Configure ADF access to the Key Vault

// 1. Enable Managed Identity on the ADF (automatic)
// 2. Grant permission on the Key Vault:
az role assignment create \
  --role "Key Vault Secrets User" \
  --assignee "$(az datafactory show -n adf-bconcepts -g rg-data --query identity.principalId -o tsv)" \
  --scope "/subscriptions/.../vaults/kv-bconcepts-prod"
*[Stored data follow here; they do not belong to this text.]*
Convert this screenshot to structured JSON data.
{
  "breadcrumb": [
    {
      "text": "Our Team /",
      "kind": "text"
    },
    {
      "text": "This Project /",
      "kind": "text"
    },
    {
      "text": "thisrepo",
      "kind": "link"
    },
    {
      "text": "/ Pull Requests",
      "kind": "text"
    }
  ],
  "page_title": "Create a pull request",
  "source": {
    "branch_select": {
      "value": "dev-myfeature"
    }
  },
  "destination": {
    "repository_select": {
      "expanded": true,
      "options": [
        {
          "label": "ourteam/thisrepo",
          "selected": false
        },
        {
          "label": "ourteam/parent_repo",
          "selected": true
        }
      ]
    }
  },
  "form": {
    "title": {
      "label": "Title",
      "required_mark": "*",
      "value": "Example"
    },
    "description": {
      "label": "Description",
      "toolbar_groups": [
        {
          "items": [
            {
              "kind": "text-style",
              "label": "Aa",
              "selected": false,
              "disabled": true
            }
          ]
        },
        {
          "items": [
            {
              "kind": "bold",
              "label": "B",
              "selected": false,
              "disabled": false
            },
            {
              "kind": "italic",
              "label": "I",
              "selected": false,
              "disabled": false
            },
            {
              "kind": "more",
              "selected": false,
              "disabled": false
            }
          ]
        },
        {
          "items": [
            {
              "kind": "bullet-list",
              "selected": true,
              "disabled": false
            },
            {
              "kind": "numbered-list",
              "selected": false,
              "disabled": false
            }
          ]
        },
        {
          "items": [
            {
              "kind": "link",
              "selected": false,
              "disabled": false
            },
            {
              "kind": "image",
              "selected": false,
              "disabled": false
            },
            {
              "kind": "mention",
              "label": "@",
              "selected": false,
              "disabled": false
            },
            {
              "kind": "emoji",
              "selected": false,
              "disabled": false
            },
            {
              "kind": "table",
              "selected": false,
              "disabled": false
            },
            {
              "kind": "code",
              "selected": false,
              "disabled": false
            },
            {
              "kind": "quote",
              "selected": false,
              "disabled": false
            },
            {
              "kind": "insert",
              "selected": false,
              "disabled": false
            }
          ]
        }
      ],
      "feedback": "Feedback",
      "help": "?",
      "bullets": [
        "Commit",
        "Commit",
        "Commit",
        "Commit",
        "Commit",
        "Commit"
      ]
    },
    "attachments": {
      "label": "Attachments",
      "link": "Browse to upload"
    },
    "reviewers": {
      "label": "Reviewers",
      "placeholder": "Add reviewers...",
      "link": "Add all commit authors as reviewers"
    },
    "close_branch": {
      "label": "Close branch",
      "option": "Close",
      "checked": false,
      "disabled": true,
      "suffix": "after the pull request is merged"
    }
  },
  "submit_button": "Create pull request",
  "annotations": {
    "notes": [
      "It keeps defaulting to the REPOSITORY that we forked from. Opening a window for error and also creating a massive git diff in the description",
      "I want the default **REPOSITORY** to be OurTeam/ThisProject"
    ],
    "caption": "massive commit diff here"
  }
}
Linked Service with a Key Vault reference

// In ADF Studio: Linked Service → Azure SQL Database
Authentication: SQL Authentication
User name:    svc_adf_reader
Password:
  [✓] Azure Key Vault
  Key Vault Linked Service: LS_KeyVault
  Secret name: SqlServer-ADF-Password
  Secret version: (leave blank → always the latest version)

Key Vault Linked Service

// First create the Key Vault LS itself
Type: Azure Key Vault
Base URL: https://kv-bconcepts-prod.vault.azure.net/
Authentication: Managed Identity
// ADF uses its own Managed Identity to access the vault

Verify and test

// After configuration:
// ADF Studio → Linked Service → Test Connection
// If the Managed Identity has permission and the secret exists → Connection successful

// Audit trail in the Key Vault:
az monitor activity-log list --resource-id /subscriptions/.../vaults/kv-bconcepts-prod \
  --query "[?operationName.value == 'Microsoft.KeyVault/vaults/secrets/getSecret/action']"

Conclusion

Never store passwords directly in production Linked Services. The ADF + Key Vault + Managed Identity integration is the minimum security standard for enterprise pipelines — no passwords, no manual rotation, with automatic auditing of every access.